🤖 AI Summary
This study addresses safety risks arising from poor neuron-level interpretability in large language models (LLMs), focusing on how semantic concepts are encoded within the residual stream. We propose a scalable, minute-scale semantic mapping method that leverages the LM-head’s projection layer to automatically annotate *all* up-projection neurons—achieving full-neuron labeling for Llama 3.1 8B in under 15 minutes.
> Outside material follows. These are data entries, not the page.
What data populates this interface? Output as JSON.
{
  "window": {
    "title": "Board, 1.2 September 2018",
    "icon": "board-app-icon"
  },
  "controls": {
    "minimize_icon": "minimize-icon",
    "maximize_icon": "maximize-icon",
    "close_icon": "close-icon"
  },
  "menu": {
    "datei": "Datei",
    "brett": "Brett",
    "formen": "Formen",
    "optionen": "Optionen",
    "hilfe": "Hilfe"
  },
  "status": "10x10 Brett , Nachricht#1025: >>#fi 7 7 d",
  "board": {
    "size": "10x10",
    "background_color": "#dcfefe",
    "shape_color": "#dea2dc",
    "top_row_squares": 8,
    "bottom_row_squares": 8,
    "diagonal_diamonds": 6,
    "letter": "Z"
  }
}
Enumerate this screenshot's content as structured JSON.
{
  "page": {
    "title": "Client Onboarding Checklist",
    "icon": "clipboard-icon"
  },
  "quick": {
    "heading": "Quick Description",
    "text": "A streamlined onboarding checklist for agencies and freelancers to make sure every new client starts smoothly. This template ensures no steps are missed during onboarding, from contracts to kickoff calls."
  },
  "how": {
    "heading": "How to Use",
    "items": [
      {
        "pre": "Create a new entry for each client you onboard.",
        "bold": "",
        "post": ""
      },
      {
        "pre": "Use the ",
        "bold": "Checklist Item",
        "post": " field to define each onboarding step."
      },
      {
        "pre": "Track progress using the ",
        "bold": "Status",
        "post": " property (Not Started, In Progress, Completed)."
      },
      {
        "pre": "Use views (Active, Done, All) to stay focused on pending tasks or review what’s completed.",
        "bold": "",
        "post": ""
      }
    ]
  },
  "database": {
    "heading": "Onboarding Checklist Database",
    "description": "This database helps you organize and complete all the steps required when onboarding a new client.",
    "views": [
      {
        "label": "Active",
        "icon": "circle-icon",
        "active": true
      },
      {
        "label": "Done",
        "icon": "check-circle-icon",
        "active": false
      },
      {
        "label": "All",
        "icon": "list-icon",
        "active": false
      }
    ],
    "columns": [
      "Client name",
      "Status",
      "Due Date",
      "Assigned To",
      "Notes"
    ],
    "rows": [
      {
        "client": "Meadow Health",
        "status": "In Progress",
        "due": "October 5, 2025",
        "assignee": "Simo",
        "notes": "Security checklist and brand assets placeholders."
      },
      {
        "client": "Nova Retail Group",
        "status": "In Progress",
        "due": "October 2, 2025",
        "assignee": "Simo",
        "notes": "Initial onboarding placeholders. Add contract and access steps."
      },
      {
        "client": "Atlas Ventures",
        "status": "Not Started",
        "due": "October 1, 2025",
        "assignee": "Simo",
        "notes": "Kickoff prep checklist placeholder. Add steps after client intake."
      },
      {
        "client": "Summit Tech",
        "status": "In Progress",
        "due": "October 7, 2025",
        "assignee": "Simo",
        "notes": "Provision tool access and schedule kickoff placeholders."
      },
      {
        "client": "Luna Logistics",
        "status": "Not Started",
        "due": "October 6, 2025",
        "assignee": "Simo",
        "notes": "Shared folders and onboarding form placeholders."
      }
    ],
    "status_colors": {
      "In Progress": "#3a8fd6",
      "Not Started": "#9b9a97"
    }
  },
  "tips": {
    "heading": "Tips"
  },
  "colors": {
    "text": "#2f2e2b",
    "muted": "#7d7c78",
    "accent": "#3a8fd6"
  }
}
We find that over 75% of neurons exhibit highly consistent dominant token preferences between pre-trained and instruction-tuned variants, revealing substantial semantic stability across fine-tuning. Furthermore, we introduce neuron clamping—a causal intervention strategy—that enables targeted content control (e.g., modulating “dog”-associated neurons to steer generation). Our contributions are threefold: (1) an efficient, scalable framework for whole-neuron semantic decoding; (2) empirical evidence of neuron-level semantic robustness under instruction tuning; and (3) a direct, causally grounded pathway for neuron-level model steering, establishing a novel paradigm for trustworthy LLM deployment.
📝 Abstract
Large Language Models (LLMs) typically have billions of parameters and are thus often difficult to interpret in their operation. Such black-box models can pose a significant risk to safety when trusted to make important decisions. The lack of interpretability of LLMs is more related to their sheer size, rather than the complexity of their individual components. The TARS method for knowledge removal (Davies et al 2024) provides strong evidence for the hypothesis that that linear layer weights which act directly on the residual stream may have high correlation with different concepts encoded in the residual stream. Building upon this, we attempt to decode neuron weights directly into token probabilities through the final projection layer of the model (the LM-head). Firstly, we show that with Llama 3.1 8B we can utilise the LM-head to decode specialised feature neurons that respond strongly to certain concepts, with examples such as"dog"and"California". This is then confirmed by demonstrating that these neurons can be clamped to affect the probability of the concept in the output. This extends to the fine-tuned assistant Llama 3.1 8B instruct model, where we find that over 75% of neurons in the up-projection layers have the same top associated token compared to the pretrained model. Finally, we demonstrate that clamping the"dog"neuron leads the instruct model to always discuss dogs when asked about its favourite animal. Through our method, it is possible to map the entirety of Llama 3.1 8B's up-projection neurons in less than 15 minutes with no parallelization.